O grupo parlamentar do PSD apresentou um requerimento na Assembleia da República onde pede a audição urgente do presidente da EDP, Miguel Stilwell, a propósito do negócio da venda de seis barragens no Douro.
No documento, o PSD quer ver esclarecidas algumas questões, nomeadamente sobre a “transmissão das concessões à luz do interesse estratégico nacional”, dúvidas sobre o cumprimento de obrigações fiscais, assim como os compromissos assumidos para o desenvolvimento regional.
A nível fiscal, o PSD refere que “a transação entre a EDP e a Engie fica marcada pela complexidade fiscal ao envolver sociedades-veículo (Nova Sociedade, Águas Profundas) e uma cascata de procedimentos que dificultam o escrutínio e levantam dúvidas sobre o cumprimento das obrigações fiscais”, adiantando que, de forma direta, pode estar em causa o não pagamento de imposto de selo, estimado “em 110 milhões de euros”.
Os sociais-democratas defendem que “importa clarificar se haverá lugar ao pagamento desta obrigação ou se o planeamento fiscal efetuado contribuirá para defraudar o interesse dos contribuintes. Sabendo-se que o apuramento desta responsabilidade teria lugar no início de 2021, é altura de saber que procedimentos estão em curso e que valores serão efetivamente pagos ao Estado no âmbito desta transação. Importa também perceber quais as razões subjacentes a este modelo complexo de negócio”.

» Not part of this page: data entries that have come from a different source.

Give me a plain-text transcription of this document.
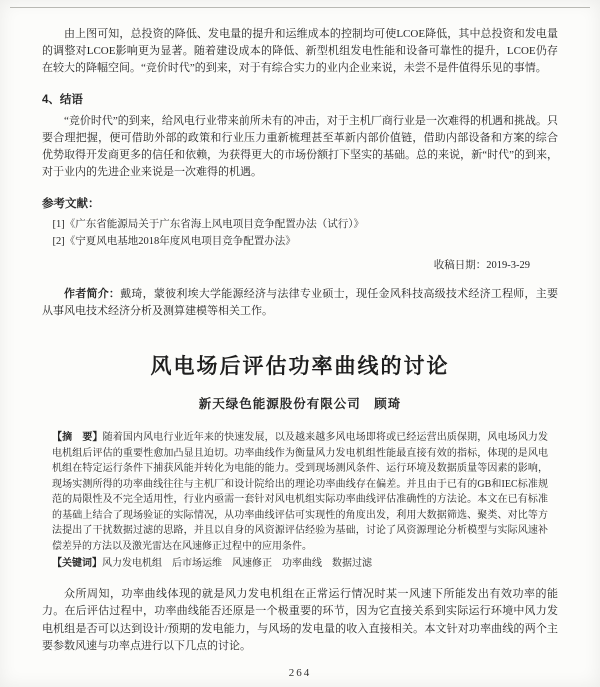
由上图可知，总投资的降低、发电量的提升和运维成本的控制均可使LCOE降低，其中总投资和发电量的调整对LCOE影响更为显著。随着建设成本的降低、新型机组发电性能和设备可靠性的提升，LCOE仍存在较大的降幅空间。“竞价时代”的到来，对于有综合实力的业内企业来说，未尝不是件值得乐见的事情。

4、结语

“竞价时代”的到来，给风电行业带来前所未有的冲击，对于主机厂商行业是一次难得的机遇和挑战。只要合理把握，便可借助外部的政策和行业压力重新梳理甚至革新内部价值链，借助内部设备和方案的综合优势取得开发商更多的信任和依赖，为获得更大的市场份额打下坚实的基础。总的来说，新“时代”的到来，对于业内的先进企业来说是一次难得的机遇。

参考文献：

[1]《广东省能源局关于广东省海上风电项目竞争配置办法（试行）》

[2]《宁夏风电基地2018年度风电项目竞争配置办法》

收稿日期：2019-3-29

作者简介：戴琦，蒙彼利埃大学能源经济与法律专业硕士，现任金风科技高级技术经济工程师，主要从事风电技术经济分析及测算建模等相关工作。

风电场后评估功率曲线的讨论

新天绿色能源股份有限公司　顾琦

【摘　要】随着国内风电行业近年来的快速发展，以及越来越多风电场即将或已经运营出质保期，风电场风力发电机组后评估的重要性愈加凸显且迫切。功率曲线作为衡量风力发电机组性能最直接有效的指标，体现的是风电机组在特定运行条件下捕获风能并转化为电能的能力。受到现场测风条件、运行环境及数据质量等因素的影响，现场实测所得的功率曲线往往与主机厂和设计院给出的理论功率曲线存在偏差。并且由于已有的GB和IEC标准规范的局限性及不完全适用性，行业内亟需一套针对风电机组实际功率曲线评估准确性的方法论。本文在已有标准的基础上结合了现场验证的实际情况，从功率曲线评估可实现性的角度出发，利用大数据筛选、聚类、对比等方法提出了干扰数据过滤的思路，并且以自身的风资源评估经验为基础，讨论了风资源理论分析模型与实际风速补偿差异的方法以及激光雷达在风速修正过程中的应用条件。

【关键词】风力发电机组　后市场运维　风速修正　功率曲线　数据过滤

众所周知，功率曲线体现的就是风力发电机组在正常运行情况时某一风速下所能发出有效功率的能力。在后评估过程中，功率曲线能否还原是一个极重要的环节，因为它直接关系到实际运行环境中风力发电机组是否可以达到设计/预期的发电能力，与风场的发电量的收入直接相关。本文针对功率曲线的两个主要参数风速与功率点进行以下几点的讨论。

264
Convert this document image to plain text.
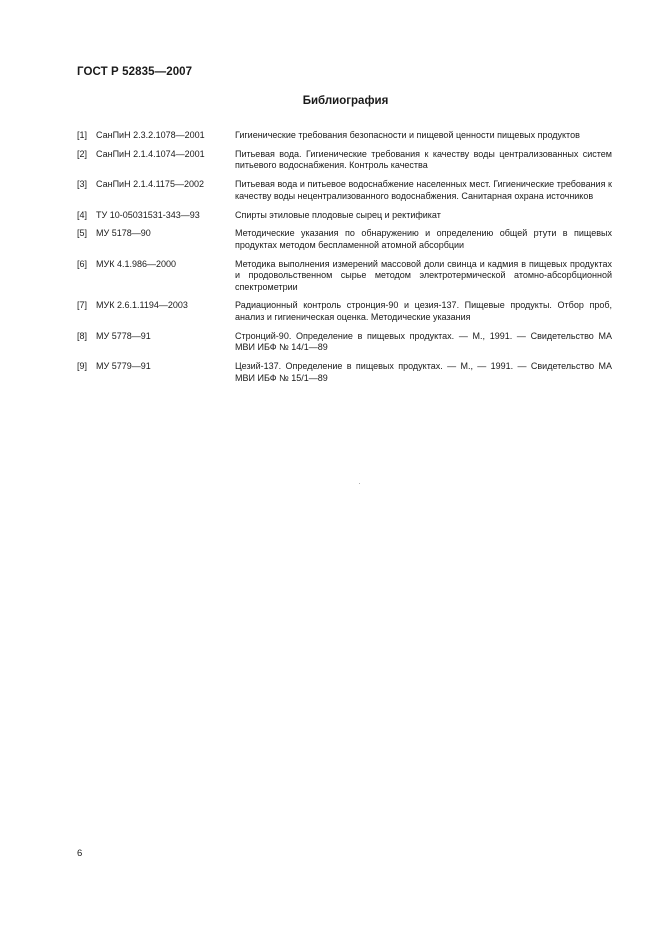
ГОСТ Р 52835—2007
Библиография
[1] СанПиН 2.3.2.1078—2001	Гигиенические требования безопасности и пищевой ценности пищевых продуктов
[2] СанПиН 2.1.4.1074—2001	Питьевая вода. Гигиенические требования к качеству воды централизованных систем питьевого водоснабжения. Контроль качества
[3] СанПиН 2.1.4.1175—2002	Питьевая вода и питьевое водоснабжение населенных мест. Гигиенические требования к качеству воды нецентрализованного водоснабжения. Санитарная охрана источников
[4] ТУ 10-05031531-343—93	Спирты этиловые плодовые сырец и ректификат
[5] МУ 5178—90	Методические указания по обнаружению и определению общей ртути в пищевых продуктах методом беспламенной атомной абсорбции
[6] МУК 4.1.986—2000	Методика выполнения измерений массовой доли свинца и кадмия в пищевых продуктах и продовольственном сырье методом электротермической атомно-абсорбционной спектрометрии
[7] МУК 2.6.1.1194—2003	Радиационный контроль стронция-90 и цезия-137. Пищевые продукты. Отбор проб, анализ и гигиеническая оценка. Методические указания
[8] МУ 5778—91	Стронций-90. Определение в пищевых продуктах. — М., 1991. — Свидетельство МА МВИ ИБФ № 14/1—89
[9] МУ 5779—91	Цезий-137. Определение в пищевых продуктах. — М., — 1991. — Свидетельство МА МВИ ИБФ № 15/1—89
6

O PSD quer ainda perceber de que forma “foi acautelado o interesse estratégico nacional nesta transmissão, incluindo dimensões de segurança, emprego (associado às infraestruturas) e até implicações ao nível do preço da energia”.
Já sobre o desenvolvimento regional e respeito por compromissos assumidos, o PSD quer saber se as medidas de compensação e de minimização ambiental, como o fundo do Baixo Sabor, “vão ser mantidas pelo novo proprietário”. “Foram prometidos diversos investimentos cuja concretização tem sido adiada”, frisa o partido, que quer saber “se os compromissos assumidos foram também transmitidos pela EDP e de que forma foi acautelado o interesse público regional”.
Em 13 de novembro de 2020, foi anunciado que a Agência Portuguesa do Ambiente (APA) tinha aprovado a venda de barragens da EDP (Miranda, Bemposta, Picote, Baixo Sabor e Foz-Tua) à Engie.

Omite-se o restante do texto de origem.